NPO法人(特定非営利活動法人)の理事を複数勤めているタナカ(仮称)です。
それは無報酬(年会費分持ち出し)で、本業は営利法人の給与所得者です。会社に儲かってもらわないと給料が増えないので、取引先の企業にも儲かってほしく、国民全体の羽振りが良くなれば消費も刺激されて自分のためには結構なことだと思う、そういう立場のタナカ(仮称)でございます。
市井の立場から政策提言する国富倍増計画「やちよ経済構想」、第6回目にお送り致しますのは、付加価値の源泉である企業経営の闇を探る! です。闇というより、なんというか、ぼーっとした黄昏です。
あなた、それは単なる言い訳です
前々回で企業経営者が「覚醒剤、頂戴」みたいなことを言っていると書いたら、コメントもほとんどなくスルーされてしまったので、あれれと思って、ちょっと深堀りしたくなりました。

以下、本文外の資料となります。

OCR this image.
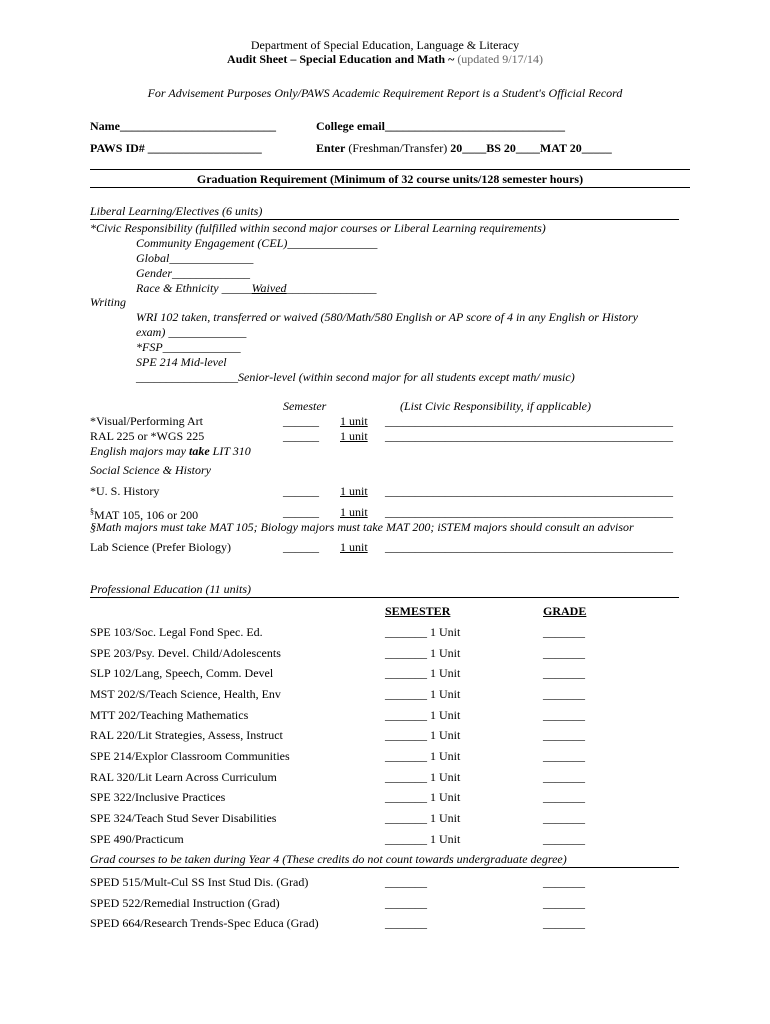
Department of Special Education, Language & Literacy
Audit Sheet – Special Education and Math ~ (updated 9/17/14)
For Advisement Purposes Only/PAWS Academic Requirement Report is a Student's Official Record
Name__________________________	College email______________________________
PAWS ID# ___________________	Enter (Freshman/Transfer) 20____BS 20____MAT 20_____
Graduation Requirement (Minimum of 32 course units/128 semester hours)
Liberal Learning/Electives (6 units)
*Civic Responsibility (fulfilled within second major courses or Liberal Learning requirements)
Community Engagement (CEL)_______________
Global______________
Gender_____________
Race & Ethnicity _____Waived_______________
Writing
WRI 102 taken, transferred or waived (580/Math/580 English or AP score of 4 in any English or History
exam) _____________
*FSP_____________
SPE 214 Mid-level
_________________Senior-level (within second major for all students except math/ music)
Semester	(List Civic Responsibility, if applicable)
*Visual/Performing Art	______ 1 unit ________________________________________________
RAL 225 or *WGS 225	______ 1 unit ________________________________________________
English majors may take LIT 310
Social Science & History
*U. S. History	______ 1 unit ________________________________________________
§MAT 105, 106 or 200	______ 1 unit ________________________________________________
§Math majors must take MAT 105; Biology majors must take MAT 200; iSTEM majors should consult an advisor
Lab Science (Prefer Biology)	______ 1 unit ________________________________________________
Professional Education (11 units)
SEMESTER	GRADE
SPE 103/Soc. Legal Fond Spec. Ed.	_______ 1 Unit	_______
SPE 203/Psy. Devel. Child/Adolescents	_______ 1 Unit	_______
SLP 102/Lang, Speech, Comm. Devel	_______ 1 Unit	_______
MST 202/S/Teach Science, Health, Env	_______ 1 Unit	_______
MTT 202/Teaching Mathematics	_______ 1 Unit	_______
RAL 220/Lit Strategies, Assess, Instruct	_______ 1 Unit	_______
SPE 214/Explor Classroom Communities	_______ 1 Unit	_______
RAL 320/Lit Learn Across Curriculum	_______ 1 Unit	_______
SPE 322/Inclusive Practices	_______ 1 Unit	_______
SPE 324/Teach Stud Sever Disabilities	_______ 1 Unit	_______
SPE 490/Practicum	_______ 1 Unit	_______
Grad courses to be taken during Year 4 (These credits do not count towards undergraduate degree)
SPED 515/Mult-Cul SS Inst Stud Dis. (Grad)	_______	_______
SPED 522/Remedial Instruction (Grad)	_______	_______
SPED 664/Research Trends-Spec Educa (Grad)	_______	_______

1回目で「外需は内需の10倍以上ありますよ」と書き、3回目で「スウェーデンはこの10年でGDP(国内総生産)が倍増していますよ」と書いたら、何を絵空事をという反応がありました。経済構造が違います、というような。
そんなの、分かっています。
福祉国家で過半を占める国家部門の成長力は、それほど高くないはずですから、例えば経済の半分が成長しないとして、経済規模を倍にするには、民間部門が3倍に成長しているということですね。年率13%の成長を10年続けてやっと3倍です。いや実に簡単ですね。そしてこういうことが起こると、政府部門の比率は25%まで下がってきます。福祉国家を返上しなければなりません・・・。
それに比べて、国家部門が2割程度の日本経済では、経済を2倍にするのに民間部門は年率7.2%の成長を10年続けなければなりません。これは大変です。
かの国は経済規模が小さいという見解もありました。もっともなことです。900万人しかいない国ですから、ニッチ産業ばかりが得意でも、やっていける国家なのでしょう。例えば携帯電話(エリクソン)とか。
この辺、全部言い訳だと思います。
例えば数年前にiPod(アイポッド)が世間を席巻しました。半導体メモリーが安くなり、また、オーディオ回路を小さく作る技術は日本企業のお手の物でした。でもそれを組み合わせて製品を最初に成功させたのは米アップル。
歴史的には、そもそもポータブルオーディオの領域に先鞭をつけたのは日本企業だったはずです。要素技術だけで考えれば、同じものを作ることができる企業は、日本に複数ありました。iPodが流行ったら、即座に追随する企業が出てきたことが、それを証明しています。
「長期的に見れば、我々は死んでいる」
技術はあるのに、新基軸が実現せず、利益が出ない。それは利益が出なくてもいい団体でのみ許されることです。そういうメーカーはNPO法人に鞍替えした方がいいのではないでしょうか。
NPO法人の「特定」領域(全部で17ある)に、
12 情報化社会の発展を図る活動
13 科学技術の振興を図る活動
があります。これに該当します。
営利企業で利益に貢献しない技術を開発して維持するのでは、自己資本利益率が下がってしまいます。
何が花開くか分からないので全部手を出すとか、技術が実を結ぶのには時間がかかるので今はまだ種蒔きの時期なのだとか、「素人は黙っとれ」などという態度は、とりあえず今、責任を追及されないための言い訳です。
だって、いつまで経っても実を結ぶかなんて分からないですから。